Underwater Biomimetic Lateral Line Sensor Based on Triboelectric Nanogenerator for Dynamic Pressure Monitoring and Trajectory Perception

• Published in: Small (Weinheim an der Bergstrasse, Germany) Vol. 20; no. 19; p. e2308491
• Main Authors: Liu, Jianhua, Xu, Peng, Liu, Bo, Xi, Ziyue, Li, Yuanzheng, Guo, Linan, Guan, Tangzhen, Zhu, Peng, Meng, Zhaochen, Wang, Siyuan, Wang, Hao, Xu, Minyi
• Format: Journal Article
• Language: English
• Published: Germany Wiley Subscription Services, Inc 01.05.2024
• Subjects: Animals; Biomimetic Materials - chemistry; Biomimetics; Biomimetics - instrumentation; Biomimetics - methods; Dynamic pressure; Fish; Lateral Line System - physiology; Nanogenerators; Nanotechnology - instrumentation; Nanotechnology - methods; Optical measuring instruments; Perception; Pressure; Pressure sensors; Robotics - instrumentation; Sensors; Signal monitoring; Trajectories; Underwater; triboelectric nanogenerators; dynamic pressure monitoring; biomimetic lateral line sensor; self‐powered
• ISSN: 1613-6810; 1613-6829; 1613-6829
• DOI: 10.1002/smll.202308491

Developing desirable sensors is crucial for underwater perceptions and operations. The perceiving organs of marine creatures have greatly evolved to react accurately and promptly underwater. Inspired by the fish lateral line, this study proposes a triboelectric dynamic pressure sensor for underwater perception. The biomimetic lateral line sensor (BLLS) has high sensitivity to the disturbance amplitude/frequency, good adaptability to underwater environments and (relative) low cost. The sensors are deployed at the bottom of the test basin to perceive various moving objects, such as a robotic fish, robotic seal, etc. By analyzing the electrical signal of the sensor, the motion parameters of the objects passed over can be obtained.

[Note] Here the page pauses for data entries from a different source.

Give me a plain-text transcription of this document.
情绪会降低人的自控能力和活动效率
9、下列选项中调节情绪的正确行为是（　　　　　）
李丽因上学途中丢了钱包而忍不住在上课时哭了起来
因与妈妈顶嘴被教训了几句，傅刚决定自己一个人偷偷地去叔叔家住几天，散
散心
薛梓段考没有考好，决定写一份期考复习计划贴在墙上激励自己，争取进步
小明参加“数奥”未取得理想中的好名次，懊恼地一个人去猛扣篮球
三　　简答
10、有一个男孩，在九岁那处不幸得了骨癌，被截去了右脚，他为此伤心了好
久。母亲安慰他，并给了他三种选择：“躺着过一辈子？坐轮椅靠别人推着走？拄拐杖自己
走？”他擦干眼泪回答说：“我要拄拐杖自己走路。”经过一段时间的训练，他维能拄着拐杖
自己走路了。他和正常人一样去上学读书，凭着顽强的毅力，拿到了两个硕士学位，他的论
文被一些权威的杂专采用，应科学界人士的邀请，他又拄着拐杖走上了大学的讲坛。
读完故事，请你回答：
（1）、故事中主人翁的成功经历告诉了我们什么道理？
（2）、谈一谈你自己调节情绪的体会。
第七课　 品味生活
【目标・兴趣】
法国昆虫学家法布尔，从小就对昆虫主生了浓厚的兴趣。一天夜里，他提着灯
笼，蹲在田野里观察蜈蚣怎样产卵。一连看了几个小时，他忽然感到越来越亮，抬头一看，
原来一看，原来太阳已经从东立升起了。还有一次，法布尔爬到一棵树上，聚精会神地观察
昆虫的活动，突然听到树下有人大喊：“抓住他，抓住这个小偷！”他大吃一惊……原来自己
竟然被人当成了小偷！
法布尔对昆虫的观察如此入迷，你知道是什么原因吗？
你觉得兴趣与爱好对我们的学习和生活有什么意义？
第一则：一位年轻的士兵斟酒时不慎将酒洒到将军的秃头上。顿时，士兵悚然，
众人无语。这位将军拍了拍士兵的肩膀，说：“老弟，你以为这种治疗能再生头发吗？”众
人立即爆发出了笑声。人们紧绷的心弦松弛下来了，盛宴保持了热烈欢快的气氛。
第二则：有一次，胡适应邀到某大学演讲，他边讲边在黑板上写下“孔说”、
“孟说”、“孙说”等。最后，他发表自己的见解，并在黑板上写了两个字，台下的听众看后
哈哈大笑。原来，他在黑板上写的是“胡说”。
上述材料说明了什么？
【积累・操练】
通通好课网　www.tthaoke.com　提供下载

By monitoring signal variations across multiple sensors, the ability to sense different disturbance movement trajectories, including linear and angular trajectories, is achievable. The study will prove significant in forming an unconventional underwater perceiving method, which can back‐up the sonic/optical sensors when are impaired in complex underwater environments.